Baru genap sepuluh tahun pada tahun 2012 ini. Umatnya pun tidak banyak, sekitar
900-an jiwa. 900-an jiwa itu mewakili
berbagai situasi: persebaran umat yang jauh, adanya tiga suku besar (Batak,
Tionghoa, dan Jawa), tradisi hidup menggereja sebagai paroki yang belum matang,
keterlibatan umat dalam hidup menggereja yang tidak merata (yang aktif itu-itu
saja), dan lain sebagainya.
Setengah tahun sudah kualami
hidup menggereja di paroki yang baru saja pulih dari konflik besar yang terjadi
setahun yang lalu. Ada berbagai macam pergulatan yang aku alami. Tidak semua
dapat aku ungkapkan dalam tulisan ini. Akan tetapi, bolehlah dikatakan semuanya
memberikan kepadaku perspektif baru: tentang hidup menggereja, tentang
menghadapi orang dengan berbagai macam karakter, tentang gambaran imamat, dan
lain sebagainya. Perspektif-perspektif itu tidak aku dapat di Seminari Tinggi
St. Paulus Kentungan atau di dalam diktat-diktat kuliah di kampus.

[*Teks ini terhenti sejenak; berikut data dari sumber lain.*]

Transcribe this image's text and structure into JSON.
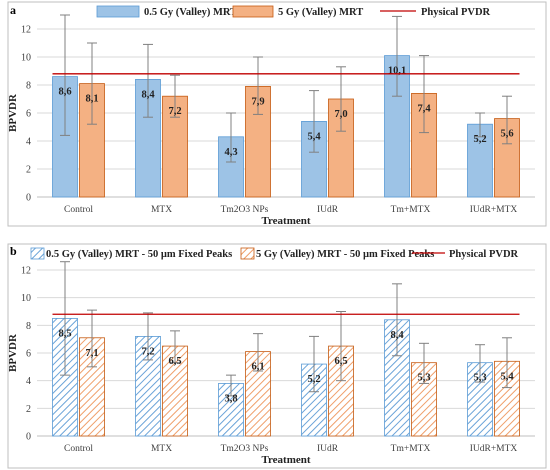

Harapanku, perspektif-perspektif
yang aku dapat di Brebes dapat menjadi modal pengalaman yang baik bagi
perjalananku menghayati imamat. Perjalanan menghayati imamat, ya, pokok ini
penting, karena menjadi imam bukanlah pencapaian suatu status, bukanlah menjadi
orang kaya baru, bukanlah menjadi seorang selebritis. Menjadi imam adalah perjalanan
menghayati imamat seumur hidup. Sama sekali salah perjalanan seorang
seminaris/frater berhenti ketika ia ditahbiskan. Tahbisan merupakan tanda bahwa
perjalanan menghayati imamat memasuki saat-saat yang semakin serius. Tahbisan
itu anugerah, bukan prestasi. Sebab jika berkenan, Tuhan pun dapat mencabut
nyawa seseorang sehari sebelum ia ditahbiskan.
Oleh karena itu, saat-saat ini
gambaranku akan imamat bukanlah suatu titik waktu ketika aku akan ditahbiskan,
melainkan suatu titik waktu ketika aku akan mati sebagai seorang imam. Di
belakang titik itu, membentang garis yang panjang, atau meminjam bahasa anak
muda sekarang, terbentang “timeline”
yang berisi bagaimana seumur hidup aku menghayati imamat.
Semoga aku dapat menjadi imam
yang baik. Sesederhana itu saja.
Akhirnya,
Selamat tinggal, tahun 2012.
Terima kasih untuk segala
pelajaran hidup tahun ini!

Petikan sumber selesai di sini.